All I'm stating is what I'm experiencing,
literally, i.e. I can't reach the weekly Arx limit any more (neither in Legacy, nor in Live), no matter what I do, though Ian's post does offer some useful pointers as I'm not really up to date any more on what the 'meta' is in terms of which activities yield the best Arx returns.
No conspiracies, no schemes, no wagging fingers at Frontier - as I said before, the weeklies are now completely meaningless because prices are so expensive overall now that the weekly rewards are a mere drop in the ocean. I ignore it these days as I have no hope in hell unlocking any items purely by playing the game (as I used to be able to do in the past, but I'm over cosmetics in this game and have already mostly what I want anyways, so c'est la vie).
I've not noticed any difference myself:
- engineering up a new ship is one ARX per roll so adds up really fast even with the reduced number of rolls needed nowadays
- high ground CZs give a ridiculous amount (presumably because it's balanced around space CZ bond payouts) so a few of those hits the cap almost immediately
- exploration data hand-in isn't worth a lot individually but if you come back from a big trip it adds up fast
If I do any of those in a particular week (and usually I don't) I'll probably hit 400 by the weekend ... if I don't, I'll probably finish the week somewhere in the 100-200 region. It's been like that from the beginning, for me at least.

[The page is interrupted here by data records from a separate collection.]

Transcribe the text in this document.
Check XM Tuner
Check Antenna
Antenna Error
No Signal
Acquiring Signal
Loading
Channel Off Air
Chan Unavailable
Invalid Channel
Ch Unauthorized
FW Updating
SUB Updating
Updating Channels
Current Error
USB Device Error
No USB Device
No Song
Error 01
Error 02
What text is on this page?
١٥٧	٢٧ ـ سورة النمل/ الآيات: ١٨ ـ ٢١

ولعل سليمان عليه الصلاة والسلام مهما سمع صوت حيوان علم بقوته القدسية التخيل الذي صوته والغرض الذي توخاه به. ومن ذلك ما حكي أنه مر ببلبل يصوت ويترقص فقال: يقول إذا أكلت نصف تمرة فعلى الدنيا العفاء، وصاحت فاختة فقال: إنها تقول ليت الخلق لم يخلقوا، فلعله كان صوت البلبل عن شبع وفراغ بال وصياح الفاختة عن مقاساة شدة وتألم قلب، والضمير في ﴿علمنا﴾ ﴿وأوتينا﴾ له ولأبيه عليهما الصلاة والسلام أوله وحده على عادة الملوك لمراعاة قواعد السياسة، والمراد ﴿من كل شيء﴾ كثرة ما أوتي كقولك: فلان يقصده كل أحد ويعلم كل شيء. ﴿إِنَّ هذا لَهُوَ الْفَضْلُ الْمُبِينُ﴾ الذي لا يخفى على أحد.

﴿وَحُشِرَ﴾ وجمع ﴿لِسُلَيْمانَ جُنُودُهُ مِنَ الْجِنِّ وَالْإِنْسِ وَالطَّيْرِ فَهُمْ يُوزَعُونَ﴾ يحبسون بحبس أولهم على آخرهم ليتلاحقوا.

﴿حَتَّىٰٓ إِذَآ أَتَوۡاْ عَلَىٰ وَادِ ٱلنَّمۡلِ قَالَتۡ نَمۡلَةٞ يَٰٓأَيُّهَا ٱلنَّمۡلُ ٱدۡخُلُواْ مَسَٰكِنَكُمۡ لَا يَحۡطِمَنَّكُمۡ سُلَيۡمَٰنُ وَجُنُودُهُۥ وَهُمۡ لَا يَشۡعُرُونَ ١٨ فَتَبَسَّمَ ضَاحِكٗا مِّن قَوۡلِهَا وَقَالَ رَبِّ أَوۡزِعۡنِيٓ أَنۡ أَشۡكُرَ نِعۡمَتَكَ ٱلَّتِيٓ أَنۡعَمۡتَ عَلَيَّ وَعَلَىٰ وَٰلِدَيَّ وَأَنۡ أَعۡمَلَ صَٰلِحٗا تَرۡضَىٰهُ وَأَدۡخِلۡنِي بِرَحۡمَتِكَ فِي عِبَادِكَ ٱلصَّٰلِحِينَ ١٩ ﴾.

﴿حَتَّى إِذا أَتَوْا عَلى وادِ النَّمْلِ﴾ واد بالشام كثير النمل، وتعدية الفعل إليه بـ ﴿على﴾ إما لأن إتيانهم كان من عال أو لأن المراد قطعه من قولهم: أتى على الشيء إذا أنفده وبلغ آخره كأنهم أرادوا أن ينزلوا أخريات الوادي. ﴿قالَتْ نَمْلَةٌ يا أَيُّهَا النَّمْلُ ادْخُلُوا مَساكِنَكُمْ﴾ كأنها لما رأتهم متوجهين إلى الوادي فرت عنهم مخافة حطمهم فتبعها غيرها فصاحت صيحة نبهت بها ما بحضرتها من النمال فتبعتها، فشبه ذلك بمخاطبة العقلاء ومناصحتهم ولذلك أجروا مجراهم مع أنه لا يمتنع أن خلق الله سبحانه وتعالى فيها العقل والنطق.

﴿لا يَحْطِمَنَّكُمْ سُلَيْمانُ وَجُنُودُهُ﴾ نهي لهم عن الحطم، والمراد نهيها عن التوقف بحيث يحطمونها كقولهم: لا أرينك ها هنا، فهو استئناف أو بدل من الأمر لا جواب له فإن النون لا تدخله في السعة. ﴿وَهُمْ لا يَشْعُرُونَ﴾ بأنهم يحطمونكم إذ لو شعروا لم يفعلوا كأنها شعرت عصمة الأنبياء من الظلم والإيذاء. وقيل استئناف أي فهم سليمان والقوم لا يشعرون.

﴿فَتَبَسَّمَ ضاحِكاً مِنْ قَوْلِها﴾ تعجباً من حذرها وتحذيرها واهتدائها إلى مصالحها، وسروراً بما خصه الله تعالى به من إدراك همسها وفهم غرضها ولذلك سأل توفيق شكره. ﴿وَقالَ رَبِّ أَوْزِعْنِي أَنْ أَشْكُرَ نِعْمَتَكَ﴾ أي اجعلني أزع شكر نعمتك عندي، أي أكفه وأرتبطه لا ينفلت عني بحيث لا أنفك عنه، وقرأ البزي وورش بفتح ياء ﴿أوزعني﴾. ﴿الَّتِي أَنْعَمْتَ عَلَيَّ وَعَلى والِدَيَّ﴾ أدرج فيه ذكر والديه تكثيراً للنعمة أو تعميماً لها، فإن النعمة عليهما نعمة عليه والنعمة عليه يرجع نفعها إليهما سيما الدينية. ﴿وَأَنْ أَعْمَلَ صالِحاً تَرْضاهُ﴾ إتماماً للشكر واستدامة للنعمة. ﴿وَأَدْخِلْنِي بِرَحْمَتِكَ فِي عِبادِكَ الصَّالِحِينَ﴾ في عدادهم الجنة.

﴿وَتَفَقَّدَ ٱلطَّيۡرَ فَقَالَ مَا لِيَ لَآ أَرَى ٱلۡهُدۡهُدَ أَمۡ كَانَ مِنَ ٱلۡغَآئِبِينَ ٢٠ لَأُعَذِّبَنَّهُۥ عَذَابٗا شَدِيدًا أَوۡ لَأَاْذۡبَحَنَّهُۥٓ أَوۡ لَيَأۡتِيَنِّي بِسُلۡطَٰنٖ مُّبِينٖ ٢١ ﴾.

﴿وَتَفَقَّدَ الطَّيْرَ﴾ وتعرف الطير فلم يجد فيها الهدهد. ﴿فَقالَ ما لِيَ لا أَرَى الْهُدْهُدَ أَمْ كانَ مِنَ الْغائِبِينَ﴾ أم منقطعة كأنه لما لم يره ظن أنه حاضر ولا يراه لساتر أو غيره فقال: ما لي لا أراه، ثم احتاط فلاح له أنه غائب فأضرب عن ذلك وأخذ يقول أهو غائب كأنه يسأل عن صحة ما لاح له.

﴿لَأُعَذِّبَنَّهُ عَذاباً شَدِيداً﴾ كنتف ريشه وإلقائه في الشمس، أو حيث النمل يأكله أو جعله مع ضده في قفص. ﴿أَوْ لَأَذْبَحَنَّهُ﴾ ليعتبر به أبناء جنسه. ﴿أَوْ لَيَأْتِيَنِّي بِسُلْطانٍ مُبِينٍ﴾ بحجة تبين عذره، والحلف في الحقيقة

That's indeed helpful, as I don't engineer ships much these days - only own a Cobra 3 and 5 and roam the bubble with those. Or ground CZs... I tried to enjoy them but no biscuit.. so just ignore them. And ever since they messed up the shadows pretty much everywhere in the game I don't go exploring either anymore, as visuals are kind of important and largely the point of it (for me at least).
While I dabbled in PP2.0 I also seem to remember not really making much progress, and that is pretty much the essence of varied/balanced gameplay styles. So not sure if it's just me or something else. I used to get lots of Arx with mat trading, and buying/selling expensive ships/modules, but that doesn't yield the expected results for me either. So I'm stumped.
Utter rubbish, i imagine that ED has a much more mature player base than most games, I'm semi retired, have my own small consultancy business, work part time for a major national charity, in my time I've handled festival budgets that would make your eyes water.
I know some of the folks on this forum IRL, many have very professional jobs, I'm pretty sure we can decide what to spend our own disposable income on.
Lets face it we arnt deciding on whether to buy the latest sports car, these ships cost less than a round of drinks or a Macky dees for two.
O7
Thanks for the humble brag I guess but not sure how any of that is relevant. You're falling into the same trap as other posters taking the description of a proven concept and applying that to themselves, while coming up with some purely subjective explanation why these tactics are not a problemo.
That doesn't change the fact that these are established principles pretty widespread across particularly the F2P gaming sector (but clearly creeping into regular games, because
they work).
I’ve come to the conclusion that the only reason they are continuing with the game is not for the game itself (the original love/vision of it), but to simply sell cosmetics and other microtransactions. Everything done or released now is towards that goal. Very similar to a mobile game.
I try to not bring this up in this forum (for obvious reasons) but it's nice to see I'm not the only one who gets that impression. After botching several of their IPs they realised this old space game with a dedicated fanbase and loose wallets, so decided to support it just enough to milk it for a bit longer. Makes sense economically, if nothing else.